立憲主義を蔑にする閣議決定による「解釈改憲」を許してはならない。

 日米ガイドライン協議により<日米両政府が8日にまとめた日米防衛協力の指針(ガイドライン)の再改定の中間報告では、活動範囲や任務が広がり、防衛協力上の制約となっていた「地理的概念」が外れることが明確になった。米政府は再改定作業への評価を表明する一方で、中韓両国からは警戒の声が上がった>(以上『産経新聞』引用)ということになるという。
 そもそも日本は憲法により< 日本国憲法9条はその1項で〈日本 国民は,正義と秩序を基調とする国際平和を誠実に希求し,国権の発動たる戦争と, 武力による威嚇又は武力の行使は,国際紛争を解決する手段としては,永久にこれを 放棄する>(以上『日本国憲法』引用)と規定している。

 いうまでもなく憲法とはあらゆる法を規定する根本原理であって、政府の国事行為も憲法に抵触してはならないと定められている。それを厳格に守るのが立憲主義であり、国家が世界に対して公にする憲法の意義でもある。
 そうした立憲主義を逸脱すると当然みなされるべき「集団的自衛権」の発動を許容するとする安倍政権の閣議決定により、直ちに日米ガイドラインに反映させるとは何事であろうか。それが立憲主義国家たる日本国政府が行うことだろうか。

 安倍氏は日本の自衛隊が海外で行う具体的な事例として「ペルシャ湾での機雷除去」などこれまで国際貢献として日本が実施してきた自衛隊の役割などを上げているが、集団的自衛権を容認した今後の自衛隊と米軍との役割が以前と全く同じだと答弁する安倍氏は嘘をついているとしか思えない。
 それなら以前と同じく個別的自衛権の範囲で済む話なら「集団的自衛権」を容認する閣議決定する必要はなかったはずだ。国民を誤魔化す小手先の答弁で立憲主義国家が覆される危険性は日本国民よりも周辺諸国の方が大きく感じているはずだ。日本が他国を「法治国家ではない、人治国家だ」と批判する資格は日本も失うことになると認識すべきだ。

 私も集団的自衛権は必要だと考える。米軍だけでなく、例えば中国軍が南シナ海で例えばベトナム軍と交戦状態に陥れば日本の自衛隊は出動して中国軍と戦うべきだと考える。しかし、その場合は憲法第9条の「戦争放棄」条項に明らかに抵触する。
 だから憲法を改正すべきだ。憲法を改正して堂々と胸を張って南シナ海に日本の自衛艦隊を派遣して中国と対峙すべきだ。ただし、国権の発動たる武力行使に関して政府の責任において行うが直ちに国会の同意を必要とし、国会の同意が得られなかった場合は首相と内閣は総辞職すべきとの規定を定めておくべきだ。
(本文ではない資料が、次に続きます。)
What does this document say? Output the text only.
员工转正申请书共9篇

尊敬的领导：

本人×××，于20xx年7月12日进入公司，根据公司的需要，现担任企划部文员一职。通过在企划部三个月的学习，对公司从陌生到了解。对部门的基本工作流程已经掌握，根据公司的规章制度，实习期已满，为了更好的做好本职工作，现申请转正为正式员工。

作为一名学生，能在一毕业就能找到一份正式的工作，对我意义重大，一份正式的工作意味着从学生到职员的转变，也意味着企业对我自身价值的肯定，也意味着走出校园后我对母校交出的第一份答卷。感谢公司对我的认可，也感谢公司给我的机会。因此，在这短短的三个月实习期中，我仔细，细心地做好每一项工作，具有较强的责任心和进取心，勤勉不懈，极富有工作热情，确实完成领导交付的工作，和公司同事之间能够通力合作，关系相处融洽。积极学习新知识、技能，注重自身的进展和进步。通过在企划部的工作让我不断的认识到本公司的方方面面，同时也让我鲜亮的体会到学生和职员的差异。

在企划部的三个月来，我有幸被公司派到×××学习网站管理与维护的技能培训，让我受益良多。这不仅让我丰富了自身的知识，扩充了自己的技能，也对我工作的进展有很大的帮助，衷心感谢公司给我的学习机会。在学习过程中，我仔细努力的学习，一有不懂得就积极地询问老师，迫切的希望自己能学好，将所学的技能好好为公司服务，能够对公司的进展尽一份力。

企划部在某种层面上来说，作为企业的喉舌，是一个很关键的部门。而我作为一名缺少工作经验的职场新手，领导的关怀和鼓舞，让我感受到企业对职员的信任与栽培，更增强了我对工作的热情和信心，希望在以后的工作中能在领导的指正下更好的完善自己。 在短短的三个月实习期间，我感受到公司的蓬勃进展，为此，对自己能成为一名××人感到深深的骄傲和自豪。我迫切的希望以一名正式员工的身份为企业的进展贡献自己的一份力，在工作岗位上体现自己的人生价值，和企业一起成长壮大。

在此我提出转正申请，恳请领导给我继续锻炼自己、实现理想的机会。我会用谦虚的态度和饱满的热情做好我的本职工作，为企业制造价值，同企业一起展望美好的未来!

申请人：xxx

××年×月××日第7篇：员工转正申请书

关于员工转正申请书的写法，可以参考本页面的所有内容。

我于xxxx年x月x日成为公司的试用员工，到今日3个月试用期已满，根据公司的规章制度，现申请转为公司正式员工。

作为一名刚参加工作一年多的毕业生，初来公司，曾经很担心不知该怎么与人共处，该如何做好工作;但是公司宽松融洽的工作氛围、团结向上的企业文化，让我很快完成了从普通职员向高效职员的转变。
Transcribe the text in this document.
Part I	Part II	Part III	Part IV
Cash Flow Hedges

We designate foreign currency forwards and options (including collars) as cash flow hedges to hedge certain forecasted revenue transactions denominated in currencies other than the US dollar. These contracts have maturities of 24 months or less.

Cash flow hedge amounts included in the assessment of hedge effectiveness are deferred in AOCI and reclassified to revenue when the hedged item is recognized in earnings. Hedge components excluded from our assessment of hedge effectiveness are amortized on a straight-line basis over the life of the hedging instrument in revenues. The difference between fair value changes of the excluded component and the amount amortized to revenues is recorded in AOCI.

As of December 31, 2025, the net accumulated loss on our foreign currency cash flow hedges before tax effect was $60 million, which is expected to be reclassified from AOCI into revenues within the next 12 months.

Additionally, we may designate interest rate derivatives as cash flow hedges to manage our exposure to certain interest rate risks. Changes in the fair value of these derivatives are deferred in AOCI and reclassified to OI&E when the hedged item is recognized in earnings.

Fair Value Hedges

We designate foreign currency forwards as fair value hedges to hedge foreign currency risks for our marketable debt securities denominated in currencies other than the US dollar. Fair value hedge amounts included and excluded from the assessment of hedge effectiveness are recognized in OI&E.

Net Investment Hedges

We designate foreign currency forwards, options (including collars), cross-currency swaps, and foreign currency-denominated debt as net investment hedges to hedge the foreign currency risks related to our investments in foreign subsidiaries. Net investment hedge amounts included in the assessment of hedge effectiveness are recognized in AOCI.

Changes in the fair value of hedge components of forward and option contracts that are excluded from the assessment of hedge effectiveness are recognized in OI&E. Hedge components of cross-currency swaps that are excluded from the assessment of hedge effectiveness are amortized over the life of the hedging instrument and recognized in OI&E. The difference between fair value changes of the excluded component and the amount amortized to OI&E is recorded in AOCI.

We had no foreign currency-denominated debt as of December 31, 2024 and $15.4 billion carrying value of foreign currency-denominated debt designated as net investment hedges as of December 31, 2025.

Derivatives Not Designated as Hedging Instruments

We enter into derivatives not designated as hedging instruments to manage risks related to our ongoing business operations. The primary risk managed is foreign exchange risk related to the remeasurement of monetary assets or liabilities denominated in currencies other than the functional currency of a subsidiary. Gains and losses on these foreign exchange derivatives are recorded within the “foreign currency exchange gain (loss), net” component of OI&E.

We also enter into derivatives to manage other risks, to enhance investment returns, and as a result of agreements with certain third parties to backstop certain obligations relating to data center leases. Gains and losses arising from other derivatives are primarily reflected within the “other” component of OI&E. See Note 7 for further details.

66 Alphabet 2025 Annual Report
 安倍政権の閣議決定による「集団的自衛権」は同様に閣議による拡大解釈への道を拓き、ついには第9条の「戦争放棄」条項を蔑にしてしまうだろう。「集団的自衛権」容認は事前に国民による直接投票で憲法を改正して行うべきで、同時に「集団的自衛権」行使のシバリをかけておく必要がある。
 前回の戦争へと到った「軍部の暴走」という悲劇を、ふたたび日本国民が経験してはならない。そのためにはしっかりとした法整備の上で「集団的自衛権」の容認は行われるべきだ。安倍氏の内閣による「閣議決定」による解釈改憲という小手先の誤魔化しで行うべき筋合いのものではない。
 野党は国会論戦で「集団的自衛権」の中身の個別的事案を確認しているが、憲法改正議論なき個別的な事例確認が一体何になるというのだろうか。本筋を見失っては立憲主義国家という看板が泣くというものだ。安倍氏の閣議決定による「解釈改憲」の強行は国会議員諸氏の憲法に対する認識が問われているということを認識すべきだ。